The radicals who toppled the ancien regime in 1789 deliberately rejected the aristocratic fashions of the day. Citoyens wore long cotton pantaloons rather than velvet knee breeches and silk stockings. Citoyennes turned away from stiff corsets and elaborate silk skirts supported by panniers and toward simple cotton gowns with neoclassical lines.
The new gowns were meant to evoke the days of the Roman republic. Ironically, the fashion developed at least in part out of a style that was favored by Marie Antoinette (and called the chemise a la reine in her honor).
|Nicholas Heideloff's Gallery of Fashion, 1795|
(Museum of London)
The evolving political situation in Paris during the 1790s continued to impact fashion. An anti-Jacobin petit-bourgeois militia known as the Muscadins (for the musk cologne they supposedly favored) came to prominence in 1794-5. They wore bright, contrasting colors and coats with large lapels. Their fashion choices were taken up and exaggerated during the Directoire period (1795-1799) by the aristocratic subculture known as the Incroyables (for men) and Merveilleuses (for women).
Diaphanous gowns with scanty or no undergarments were worn in public (and were lampooned by British cartoonists at the time). Men's frock coats and waistcoats were shortened, and lapels became more popular. With the rise of Napoleon at the end of the decade, women's fashions became less risqué. New styles of corset, without boning, were introduced in the early years of the 19th century, after several years of less supportive fashion.
This is not to say that the older fashions disappeared completely. The two very different modes coexisted, with the younger generation preferring the radical new fashions and their conservative parents often clinging to the old.

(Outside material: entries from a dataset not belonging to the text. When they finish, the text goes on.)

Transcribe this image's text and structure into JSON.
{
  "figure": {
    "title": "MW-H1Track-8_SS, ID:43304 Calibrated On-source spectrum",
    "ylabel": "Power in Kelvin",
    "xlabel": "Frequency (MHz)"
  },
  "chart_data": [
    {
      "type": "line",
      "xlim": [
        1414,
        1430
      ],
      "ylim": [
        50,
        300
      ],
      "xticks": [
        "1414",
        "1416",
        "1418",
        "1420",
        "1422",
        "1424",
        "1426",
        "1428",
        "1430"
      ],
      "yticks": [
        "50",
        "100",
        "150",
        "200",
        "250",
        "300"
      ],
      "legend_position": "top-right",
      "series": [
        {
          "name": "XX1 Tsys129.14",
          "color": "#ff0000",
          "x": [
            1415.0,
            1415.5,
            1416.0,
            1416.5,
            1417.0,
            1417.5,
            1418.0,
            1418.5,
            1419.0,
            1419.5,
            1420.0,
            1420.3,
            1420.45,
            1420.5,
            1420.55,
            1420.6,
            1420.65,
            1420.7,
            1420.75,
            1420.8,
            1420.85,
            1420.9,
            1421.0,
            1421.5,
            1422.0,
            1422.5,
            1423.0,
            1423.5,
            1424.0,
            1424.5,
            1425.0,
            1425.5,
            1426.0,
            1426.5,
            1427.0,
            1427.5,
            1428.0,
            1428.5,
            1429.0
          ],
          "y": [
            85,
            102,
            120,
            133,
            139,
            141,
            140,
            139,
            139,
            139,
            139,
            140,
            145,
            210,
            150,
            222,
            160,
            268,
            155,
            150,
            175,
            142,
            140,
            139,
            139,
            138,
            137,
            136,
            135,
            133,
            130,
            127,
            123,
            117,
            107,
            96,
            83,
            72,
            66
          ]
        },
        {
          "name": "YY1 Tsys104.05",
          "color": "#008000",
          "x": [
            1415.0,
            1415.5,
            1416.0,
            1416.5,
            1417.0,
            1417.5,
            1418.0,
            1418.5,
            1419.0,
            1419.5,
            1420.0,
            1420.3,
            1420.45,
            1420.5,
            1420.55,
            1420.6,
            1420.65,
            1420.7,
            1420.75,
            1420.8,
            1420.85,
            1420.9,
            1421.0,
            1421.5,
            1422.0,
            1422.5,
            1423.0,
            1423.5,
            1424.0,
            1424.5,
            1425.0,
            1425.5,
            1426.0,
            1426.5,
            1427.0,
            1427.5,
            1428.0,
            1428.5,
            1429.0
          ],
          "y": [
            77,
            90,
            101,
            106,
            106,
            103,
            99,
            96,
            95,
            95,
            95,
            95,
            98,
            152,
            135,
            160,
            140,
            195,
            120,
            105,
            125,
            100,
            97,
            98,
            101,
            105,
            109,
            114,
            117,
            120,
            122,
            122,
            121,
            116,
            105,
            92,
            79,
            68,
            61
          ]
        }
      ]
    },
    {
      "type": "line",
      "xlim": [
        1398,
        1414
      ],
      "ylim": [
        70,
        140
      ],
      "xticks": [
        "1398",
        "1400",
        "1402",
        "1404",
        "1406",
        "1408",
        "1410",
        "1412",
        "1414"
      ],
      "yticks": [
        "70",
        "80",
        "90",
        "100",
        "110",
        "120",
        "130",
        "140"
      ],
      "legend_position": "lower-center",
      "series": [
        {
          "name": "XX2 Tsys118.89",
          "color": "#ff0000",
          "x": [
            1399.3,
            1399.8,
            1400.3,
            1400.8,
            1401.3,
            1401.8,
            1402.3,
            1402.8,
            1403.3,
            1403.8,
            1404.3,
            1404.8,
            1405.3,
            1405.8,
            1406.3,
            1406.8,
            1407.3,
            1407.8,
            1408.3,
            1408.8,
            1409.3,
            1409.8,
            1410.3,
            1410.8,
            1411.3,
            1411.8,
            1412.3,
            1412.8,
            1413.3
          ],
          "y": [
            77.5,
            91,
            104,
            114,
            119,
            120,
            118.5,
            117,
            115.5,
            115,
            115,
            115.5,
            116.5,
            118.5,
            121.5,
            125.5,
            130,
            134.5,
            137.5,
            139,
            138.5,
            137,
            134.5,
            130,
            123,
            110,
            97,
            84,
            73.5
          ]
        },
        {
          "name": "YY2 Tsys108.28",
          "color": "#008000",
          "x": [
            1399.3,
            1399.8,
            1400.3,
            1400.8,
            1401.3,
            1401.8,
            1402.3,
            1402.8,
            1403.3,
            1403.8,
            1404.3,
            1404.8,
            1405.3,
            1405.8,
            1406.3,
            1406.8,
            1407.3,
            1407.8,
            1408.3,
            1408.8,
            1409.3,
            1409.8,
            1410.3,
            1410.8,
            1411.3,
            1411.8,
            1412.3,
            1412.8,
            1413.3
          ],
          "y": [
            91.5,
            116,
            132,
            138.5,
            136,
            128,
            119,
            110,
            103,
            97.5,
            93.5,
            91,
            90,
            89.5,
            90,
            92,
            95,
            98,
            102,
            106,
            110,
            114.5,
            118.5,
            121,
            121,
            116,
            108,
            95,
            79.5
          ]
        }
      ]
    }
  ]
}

Knee breeches continued to be worn for formal occasions. The specialized costumes for court presentations preserved the longer waistcoats for gentlemen and skirts with hoops for ladies through the Regency (although these garments were only worn for court events).
So, while we are tempted to think of knee breeches and hooped skirts as Georgian and trousers and column dresses as Regency, the reality is that the two eras and two styles overlapped.